3.おひさ*愚痴とか
「誰かやってるかな…と」
次郎アカウントでクレしんさんやいちごさんを探した。この一ヶ月、自分の配信が忙しくて全然行けていなかったからだ。サブアカウントで登場して、びっくりさせてやろう。
「お、やってるやってる」
いちごさんが配信をしていた。早速入ってみる。
次郎
「こんばんは」
『まぁまぁクレしん、そんな怒らないの。しょうがないじゃない。そんなに言うなら本人に言った方がいいよ』
ん? いちごさんがクレしんさんにまともに返してるなんて珍しい。しかもクレしんさんが怒っている……?
『ん、あ、初見さん、こんばんは。気づくの遅くなってごめんなさい。ゆっくりしていってくださいね』
呉井心
「言ったところでどうせ届かないよ。あいつはもう俺らのことなんて見えてないし。言ったところで分かり合える訳がない」
次郎
「なんのお話をされているんですか?」
俺の記憶が正しければ、配信でクレしんさんが怒っているのは見たことがない。そっと内容を質問してみた。
『あー…。えっとね、ちょっと前まで仲良くしてた配信者さんがいたんだけど、その人の愚痴?みたいな、そんなお話をしてて』
呉井心
「リスナーに媚び媚びで、課金ブーストが愛の証だなんて抜かす男だとは思わなかったよ」
古美
「次郎さん今晩は」
「ランキング上位にいつもいるなぁって見かけますけど、なんだか少し寂しいですよね」
!?
サブアカウントがもうバレたのかと、心臓が跳ねたが、これは多分クレしんさんへの返信なのだろう。
ぴゑんマン
「ボクは時々投げに行きますよ! 少額で喜ぶんだから、まだまだカワイイじゃないですかッ!」
ねぐせ君
「僕もたいがいつまらない人間ですが、彼のことは見損ないましたね~」
児島
「どうにか気づいてもらえる方法はないもんかね…」
『もう、みんな、初見さんがいるのに止まらないね~。次郎さん、ごめんね。今日は愚痴大会なの。よかったら次郎さんも愚痴こぼしていって』
愚痴、というか悪口? これは誰のことを言っているんだろうか。
それにしても懐かしい名前が並ぶ。そんなに時間が経っていないと思っていたけど、ネットでの時間の流れは早いようだ。随分みんなと話していなかった気がする。
次郎
「大丈夫ですよ。皆さん色々思うところがあるんですね」
呉井心
「次郎さんは初めたて? 大手みたいなつまんない人間になったらいかんよ」
古美
「皆さんで和気藹々とおしゃべりしていた頃が懐かしいですね」
ぴゑんマン
「みんなも行ったらいいじゃナイ!」
『私はあんまり只野さんの配信行きたくないな。なんか、なんとなくだけど、私たちのコメントだけ拾ってくれない気がするし、キャラクター変わっちゃって寂しいし』
グングンぐると
「名前! 名前!! いちごさん、名前言ってる!」
俺のことだったのか。
急に手足の先が冷たくなるような、そんな感覚になった。
呉井心
「もういいよ、どうせ。あいつ、いちごの配信も、俺のも、古美くんのも、どうせ来ないでしょ」
ねぐせ君
「ランキング上位勢はやっぱ違うんですよ~。僕らみたいなのとは付き合わないっていうか~」
古美
「また仲良くしたいですけどね」
児島
「…悲しいな」
ずっと応援してくれているものだと、勝手に思っていた。それがこんな形で本音を知ってしまうとは。
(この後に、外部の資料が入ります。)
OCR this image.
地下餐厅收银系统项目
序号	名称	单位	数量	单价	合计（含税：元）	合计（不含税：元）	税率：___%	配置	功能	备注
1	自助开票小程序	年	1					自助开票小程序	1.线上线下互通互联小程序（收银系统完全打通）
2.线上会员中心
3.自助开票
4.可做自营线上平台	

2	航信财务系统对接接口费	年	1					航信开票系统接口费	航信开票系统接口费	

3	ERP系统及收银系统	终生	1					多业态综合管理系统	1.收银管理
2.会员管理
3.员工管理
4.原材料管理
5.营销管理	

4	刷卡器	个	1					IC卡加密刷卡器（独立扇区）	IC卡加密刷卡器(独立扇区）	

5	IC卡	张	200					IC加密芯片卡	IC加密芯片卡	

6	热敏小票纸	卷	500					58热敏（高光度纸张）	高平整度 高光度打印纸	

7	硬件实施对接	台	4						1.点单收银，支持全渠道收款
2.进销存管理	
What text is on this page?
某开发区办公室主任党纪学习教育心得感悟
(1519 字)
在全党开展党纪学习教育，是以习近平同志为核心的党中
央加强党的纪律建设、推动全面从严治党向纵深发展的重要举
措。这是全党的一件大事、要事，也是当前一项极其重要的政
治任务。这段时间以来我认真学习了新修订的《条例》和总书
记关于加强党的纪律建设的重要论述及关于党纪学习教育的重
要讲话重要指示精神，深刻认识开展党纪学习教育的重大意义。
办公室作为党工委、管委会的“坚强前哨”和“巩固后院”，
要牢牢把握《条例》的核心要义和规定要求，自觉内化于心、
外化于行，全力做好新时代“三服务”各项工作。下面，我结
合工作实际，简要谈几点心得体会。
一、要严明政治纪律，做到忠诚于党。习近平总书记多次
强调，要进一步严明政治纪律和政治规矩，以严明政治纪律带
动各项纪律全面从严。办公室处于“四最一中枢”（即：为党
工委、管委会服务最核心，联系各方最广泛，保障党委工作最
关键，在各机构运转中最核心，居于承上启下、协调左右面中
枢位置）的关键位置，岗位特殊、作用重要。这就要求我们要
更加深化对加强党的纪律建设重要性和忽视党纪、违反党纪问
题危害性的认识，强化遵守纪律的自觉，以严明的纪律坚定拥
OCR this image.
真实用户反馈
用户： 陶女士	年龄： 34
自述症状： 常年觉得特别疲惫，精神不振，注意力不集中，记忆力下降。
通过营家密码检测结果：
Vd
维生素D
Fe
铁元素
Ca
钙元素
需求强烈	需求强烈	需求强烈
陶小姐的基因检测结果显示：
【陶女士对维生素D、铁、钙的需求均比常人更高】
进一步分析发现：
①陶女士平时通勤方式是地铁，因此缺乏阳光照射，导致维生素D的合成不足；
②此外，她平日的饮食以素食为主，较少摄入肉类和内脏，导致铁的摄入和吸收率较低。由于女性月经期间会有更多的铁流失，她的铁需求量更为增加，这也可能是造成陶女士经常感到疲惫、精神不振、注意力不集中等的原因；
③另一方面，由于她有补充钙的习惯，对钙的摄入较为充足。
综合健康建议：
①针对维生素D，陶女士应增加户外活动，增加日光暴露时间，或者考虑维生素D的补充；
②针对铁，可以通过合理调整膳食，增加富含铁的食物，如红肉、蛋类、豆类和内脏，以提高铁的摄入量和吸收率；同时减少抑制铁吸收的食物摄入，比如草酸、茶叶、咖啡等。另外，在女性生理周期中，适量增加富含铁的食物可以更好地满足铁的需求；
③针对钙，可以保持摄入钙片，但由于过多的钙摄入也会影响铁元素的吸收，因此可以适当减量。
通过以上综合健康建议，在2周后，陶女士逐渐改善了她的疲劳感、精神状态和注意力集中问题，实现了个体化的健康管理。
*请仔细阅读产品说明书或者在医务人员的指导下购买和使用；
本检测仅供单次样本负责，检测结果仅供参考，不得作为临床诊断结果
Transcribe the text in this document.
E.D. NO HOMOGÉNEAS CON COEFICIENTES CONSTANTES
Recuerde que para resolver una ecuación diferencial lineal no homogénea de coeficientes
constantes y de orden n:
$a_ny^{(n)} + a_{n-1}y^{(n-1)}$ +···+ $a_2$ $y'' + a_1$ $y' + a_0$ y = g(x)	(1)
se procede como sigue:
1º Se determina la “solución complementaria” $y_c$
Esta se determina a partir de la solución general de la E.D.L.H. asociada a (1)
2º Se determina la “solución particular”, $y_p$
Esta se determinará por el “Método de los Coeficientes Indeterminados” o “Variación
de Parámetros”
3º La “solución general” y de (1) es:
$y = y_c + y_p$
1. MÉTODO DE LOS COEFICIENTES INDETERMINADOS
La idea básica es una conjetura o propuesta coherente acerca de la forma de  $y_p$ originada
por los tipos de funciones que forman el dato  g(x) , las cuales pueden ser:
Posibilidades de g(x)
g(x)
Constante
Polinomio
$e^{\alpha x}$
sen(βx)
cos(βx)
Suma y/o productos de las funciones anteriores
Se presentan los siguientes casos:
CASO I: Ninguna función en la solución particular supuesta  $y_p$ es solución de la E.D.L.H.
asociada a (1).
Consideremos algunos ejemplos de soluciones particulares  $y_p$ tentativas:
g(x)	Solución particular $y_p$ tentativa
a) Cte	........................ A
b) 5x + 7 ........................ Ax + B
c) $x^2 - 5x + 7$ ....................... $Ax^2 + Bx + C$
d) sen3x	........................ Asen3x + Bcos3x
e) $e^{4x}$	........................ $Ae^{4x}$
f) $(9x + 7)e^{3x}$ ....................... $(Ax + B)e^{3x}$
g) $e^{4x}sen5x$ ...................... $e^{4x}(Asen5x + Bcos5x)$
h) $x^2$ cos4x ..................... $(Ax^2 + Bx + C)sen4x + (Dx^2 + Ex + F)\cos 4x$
正直、ショックだった。このアプリを始めた時からの付き合いで、いい関係を築けていると思っていたのに。
……なぜ、そこまで言われなければならないのだろう。自分たちができないことを、俺がやっているだけで、ただの妬みや僻みじゃないか。
ふつふつと泡立つ感情が、夜の温度に溶け出していった。